The whole idea is pretty nuts! I can imagine it being used as the dev env for teams that use SQLMesh and can thus port the sql. Might be worth investigating with them
That's really interesting! Could you tell me a bit more of what you're thinking? I'm not the most familiar with SQL Mesh and the typical workflows there.
Not the original parent, so unsure of their use-case. But I've seen the approach where some/basic development can be done on duckdb, before making its way to dev/qa/prd.
Something like your project might enable grabbing data (subsets of data) from a dev enviroment (seed) for offline, cheap (no SF warehouse cost) development/unit-testing, etc.
That's really cool, did you already saw the dlt library? That one's done for very easy to use EL in python. It's similarly modular and built by senior data engineers for the data team, and the sources are generators which you could probably use too.
How is koheesio different to dlt? Where could they complement each other?
ahh good old manual fine tuning and maintenance.
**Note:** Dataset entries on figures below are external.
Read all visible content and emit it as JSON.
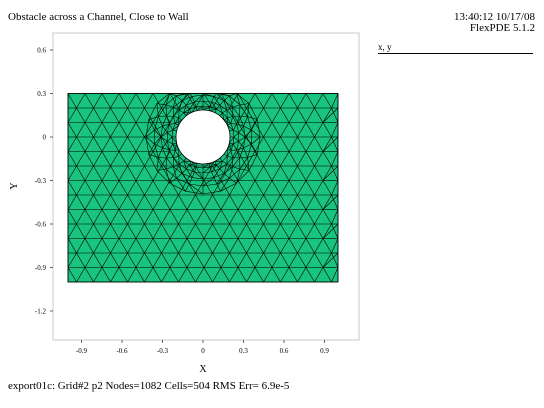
{
  "header": {
    "title": "Obstacle across a Channel, Close to Wall",
    "timestamp": "13:40:12 10/17/08",
    "version": "FlexPDE 5.1.2"
  },
  "legend": {
    "label": "x, y"
  },
  "footer": {
    "status": "export01c:  Grid#2  p2  Nodes=1082 Cells=504 RMS Err= 6.9e-5"
  },
  "axes": {
    "xlabel": "X",
    "ylabel": "Y",
    "x_ticks": [
      "-0.9",
      "-0.6",
      "-0.3",
      "0",
      "0.3",
      "0.6",
      "0.9"
    ],
    "y_ticks": [
      "0.6",
      "0.3",
      "0",
      "-0.3",
      "-0.6",
      "-0.9",
      "-1.2"
    ]
  },
  "domain": {
    "x_range": [
      -1.0,
      1.0
    ],
    "y_range": [
      -1.0,
      0.3
    ],
    "hole_center": [
      0,
      0
    ],
    "hole_radius": 0.2,
    "fill_color": "#18c47e",
    "mesh_color": "#000000"
  }
}
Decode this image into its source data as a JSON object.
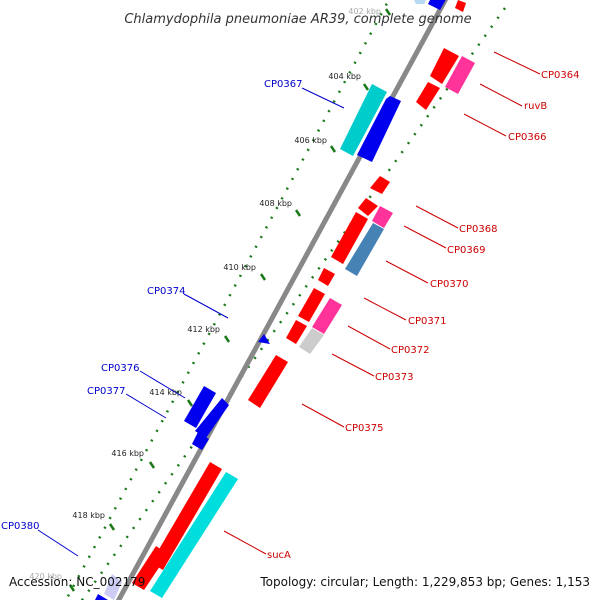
{
  "title": "Chlamydophila pneumoniae AR39, complete genome",
  "footer": {
    "accession": "Accession: NC_002179",
    "summary": "Topology: circular; Length: 1,229,853 bp; Genes: 1,153"
  },
  "colors": {
    "backbone": "#888888",
    "tick": "#1a7a1a",
    "left_label": "#0000cc",
    "right_label": "#cc0000",
    "red_gene": "#ff0000",
    "blue_gene": "#0000ee",
    "cyan_gene": "#00dddd",
    "pink_gene": "#ff3399",
    "steel_gene": "#4682b4",
    "gray_gene": "#cccccc"
  },
  "ticks": [
    {
      "label": "402 kbp"
    },
    {
      "label": "404 kbp"
    },
    {
      "label": "406 kbp"
    },
    {
      "label": "408 kbp"
    },
    {
      "label": "410 kbp"
    },
    {
      "label": "412 kbp"
    },
    {
      "label": "414 kbp"
    },
    {
      "label": "416 kbp"
    },
    {
      "label": "418 kbp"
    },
    {
      "label": "420 kbp"
    }
  ],
  "left_labels": [
    {
      "text": "CP0367"
    },
    {
      "text": "CP0374"
    },
    {
      "text": "CP0376"
    },
    {
      "text": "CP0377"
    },
    {
      "text": "CP0380"
    }
  ],
  "right_labels": [
    {
      "text": "CP0364"
    },
    {
      "text": "ruvB"
    },
    {
      "text": "CP0366"
    },
    {
      "text": "CP0368"
    },
    {
      "text": "CP0369"
    },
    {
      "text": "CP0370"
    },
    {
      "text": "CP0371"
    },
    {
      "text": "CP0372"
    },
    {
      "text": "CP0373"
    },
    {
      "text": "CP0375"
    },
    {
      "text": "sucA"
    }
  ]
}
We are adding data contracts for things like event ingeston where schema needs to be strict or cases where you know ahead of time what to expect.
Our experience comes from startups that usually do not have time to track down the knowledge and rather go out and find/make their own. Here you definitely want evolution with alerts before curation - so load to raw, and curate from there. Picking out data out of something without a schema is called "schema on read" and you can read about its shortcomings. So this is both robust and practical.
For the fine tuning, as I mentioned, data contracts are a PR review and some tweaks away. They will be highly configurable between strict, rule based evolution, or free evolution. Definitely use alerts for curation of evolution events!
Fair enough, especially if explicit alerting is involved.
Have you considered a hybrid solution, something that generates a contract from a large corpus of data, which can then be deployed statically?
I consider "responding to change" as a somewhat different scenario from "heterogeneous but not changing". So statically generating a contract from an existing corpus supports the latter.
I could also envision some kind of graceful degradation, where you have a static contract, but you have dynamic adjustments instead of outright failures if the data does not conform to that contract.
I worked with dlt guys on exactly that. Using OpenAI functions to generate a schema for the data based on the raw data structure. You can check that work here: https://github.com/topoteretes/PromethAI-Memory
It's in the level 1 folder
Duckdb is analytical and gained popularity with the analytics crowd. it has multiple features that make it play well with use cases in that ecosystem such as aggregation speed, parquet support, etc
it is unfortunate, and with 3 letter acronyms this will happen.
An easy way to remember is that we are the one you can pip install and plays well in the ecosystem.
Databricks has interesting choice in marketing names, ngl
- DLT named after the competing dbt
- Renaming standards like raw/staging/prod to Bronze, Silver, Gold
Since dlt generates a schema, and tracks evolution etc, contains lineage, and follows data vault standard it can easily provide metdata or lineage info to the other tools.
At the same time, dlt is a pipeline building tool first - so if people want to read metadata from somewhere and store it elsewhere, they can.
If you mean to take metadata like we integrate with arrow - that remains to be seen if the community might want this or find it useful, we will not develop plugins for collecting cobwebs, but if there are interested users we will add it to our backlog.
Thanks for the response.
I also noticed there was a mention of data contracts or Pydantic to keep your data clean. Would it make sense to embed that as part of a DLT pipeline or is the recommendation to include it as part of the transformation step?
We have a PR (https://github.com/dlt-hub/dlt/pull/594) that is about to merge that makes the above highly configurable, between evolution and hard stopping:
- you will be able to totally freeze schema and reject bad rows
- or accept the data for existing columns but not new columns
- or accept some fields based on rules'
That example looks completely opaque to me. Not only does it obfuscate what's actually happening by using some incomplete code from a chatbot, but it also is an actually relevant to the task at hand, which is to demonstrate your library, not to demonstrate some beginner level API data access. Skimming over it, I couldn't tell where your library actually got involved at all, it just looked like a couple of functions to access data, followed by links to your documentation. I suggest dumping the whole thing and starting with a more coherent demo that focuses on the features of the tool you actually built, not on features of irrelevant systems.